Um aspecto que chama atenção nessa série negativa é o acúmulo de resultados ruins em casa. No período, o Palmeiras perdeu pela primeira vez no Nubank Parque no Brasileirão de 2026 e empatou outros dois jogos diante de sua torcida, incluindo o confronto de ida pelas oitavas de final da Copa Libertadores. Assim, somente na Copa do Brasil o Alviverde triunfou como mandante nesta segunda parte da temporada.
Os melhores resultados, não necessariamente acompanhados de bom desempenho, têm sido longe de casa. Além da vitória sobre o Coritiba, o Palmeiras goleou o Vitória, resultado construído após o adversário ter dois atletas expulsos, também pelo Brasileirão. Na Copa do Brasil, a seta se inverteu, com triunfo por 3 a 0 sobre o Fortaleza em São Paulo e derrota na volta por 3 a 2, em confronto que os cearenses mandaram na Arena Pantanal, no Mato Grosso.
O mau momento da equipe gera apreensão na torcida. Em especial, pelo temor de ver a repetição do cenário de 2025. No ano passado, o Verdão perdeu fôlego na reta final e foi vice-campeão do Brasileirão e da Libertando, terminando ambas as competições atrás do Flamengo.
Cadê a eficácia? Onde está a inspiração do Palmeiras?
O gol do Cerro Porteño aos 48 minutos do segundo tempo ratificou o mau momento. Afinal, ao empatar por 1 a 1 com os paraguaios, na última quarta-feira (12), o Palmeiras chegou a três partidas consecutivas sem vencer. Em cada um desses confrontos, Abel Ferreira elegeu um aspecto em particular para justificar o resultado. No jogo da Libertadores, "falta de eficácia" foi a razão número um.
"Fizemos um jogo com volume, com oportunidades. Se me disser que com pouca eficácia, eu tenho que concordar com você, porque quem tem essas seis ou sete oportunidades e só faz um gol em jogo de Libertadores, sim, temos que nos queixar da falta de eficácia", argumentou.
Três dias antes, após empate por 0 a 0 com o Internacional, o técnico português pinçou outro substantivo feminino, inspiração, para explicar o desempenho alviverde.
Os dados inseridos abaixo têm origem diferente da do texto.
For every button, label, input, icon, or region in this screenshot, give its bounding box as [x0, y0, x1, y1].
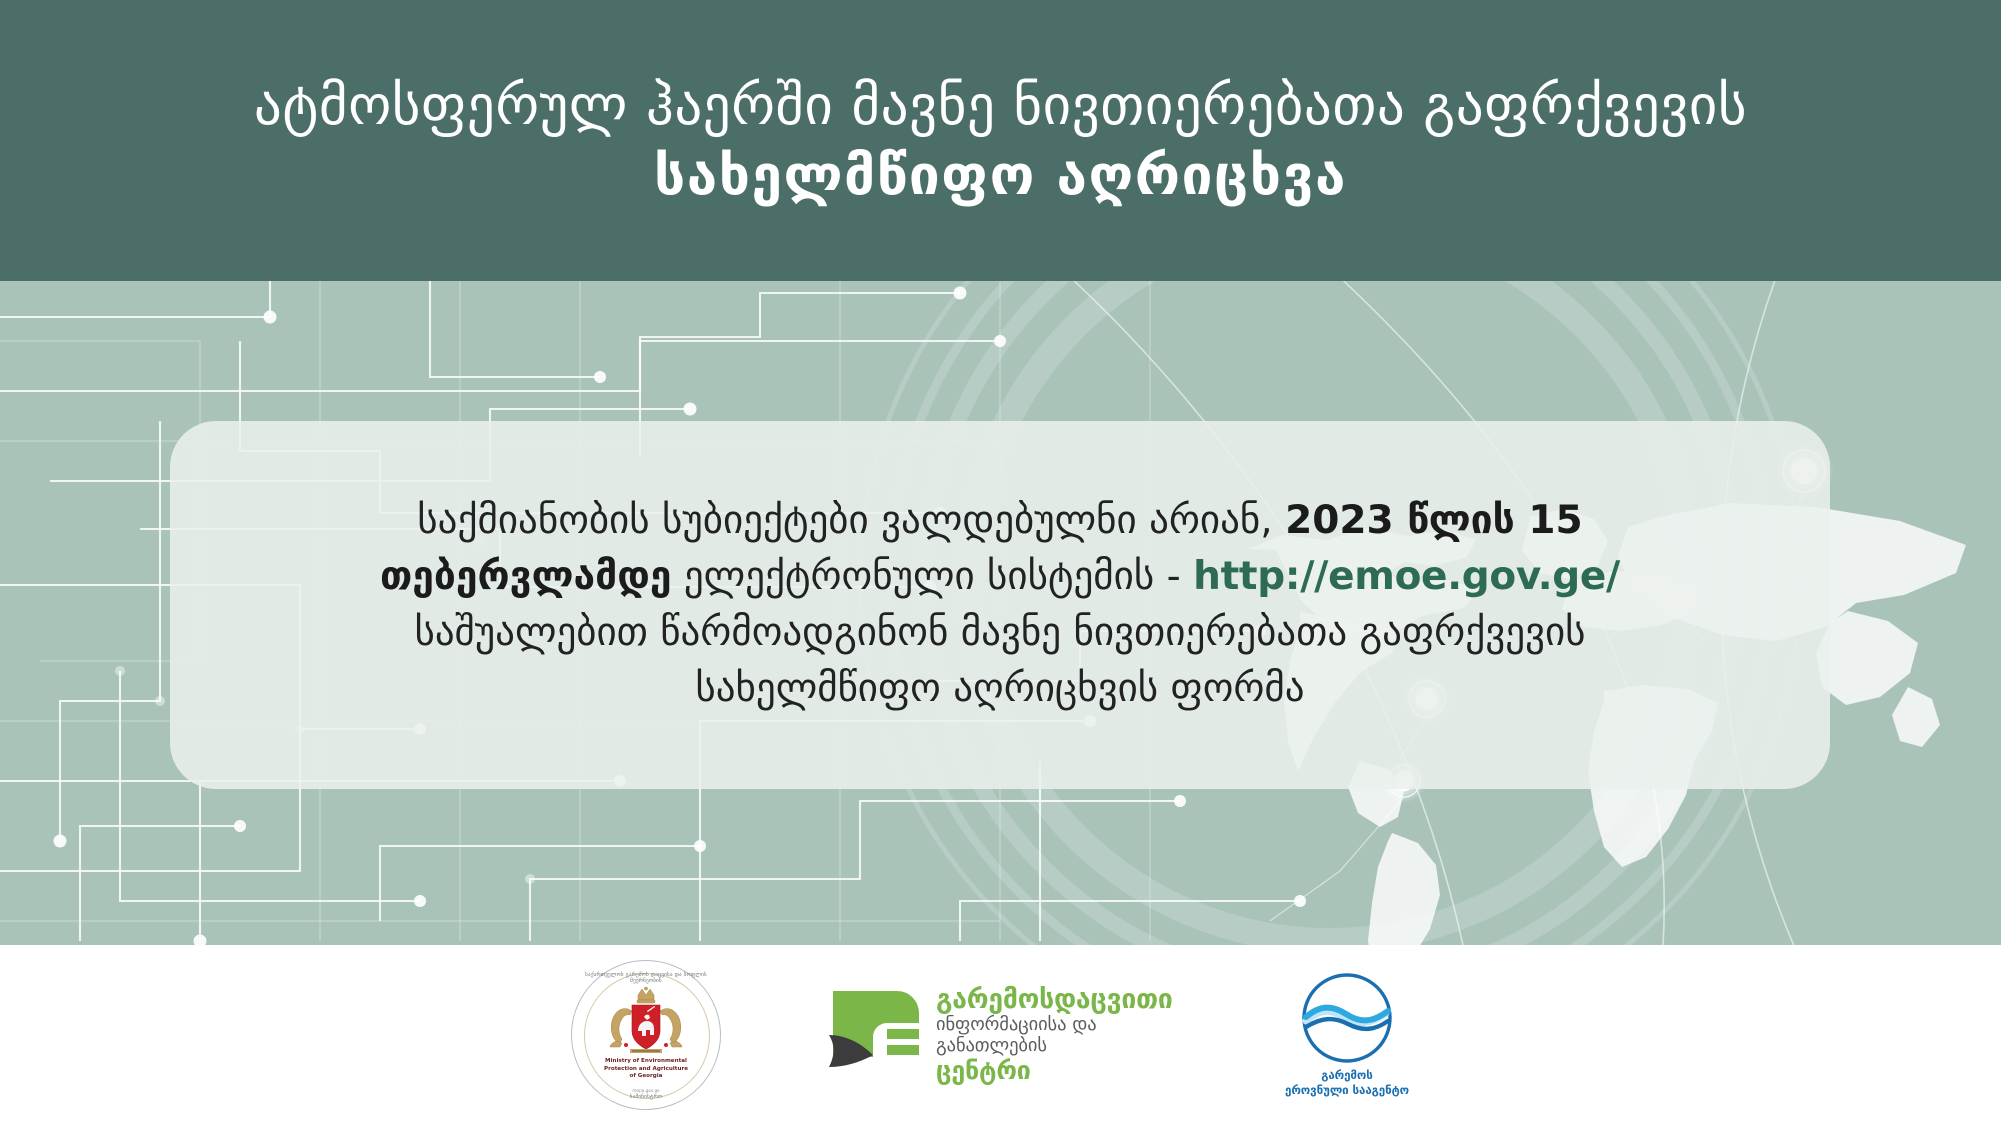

Porém, Abel também considerou a postura defensiva do adversário em sua avaliação. Para isso, recorreu à expressão um tanto crítica "estacionar o ônibus".
"Uma parte é da responsabilidade e mérito do nosso adversário e a outra é falta de inspiração nossa. Na Inglaterra, usam um termo, mas eu não quero utilizar aqui. Mas foi isso que o adversário fez, estacionar o ônibus à frente do gol e esperar pelas transições", diss.
Antes, na derrota para o Fortaleza pela Copa do Brasil, Abel havia feito uma autocrítica ao dizer que não teve "arte e nem engenho para mobilizar" a equipe em um cenário tão confortável.
Diagnóstico e problema que se repetem
A série titubeante do Palmeiras começou em 26 de julho, na derrota por 2 a 1 para o Atlético-MG. O resultado encerrou uma invencibilidade de 14 jogos do time como mandante na Série A. Após a partida no Nubank Parque, Abel recorreu justamente ao substantivo "eficácia" para explicar o meu resultado diante de sua torcida.
"É preciso fazer o mais importante: o gol. Fizemos um bom jogo até a entrada da área adversária. Dominamos, controlamos, mas temos que cruzar mais, chutar mais. Por isso, precisamos ser mais contundentes no terço final do campo. Foi um jogo positivo da nossa parte, mas o resultado foi deles, foram mais eficazes. Defenderam muito e com muitos", declarou.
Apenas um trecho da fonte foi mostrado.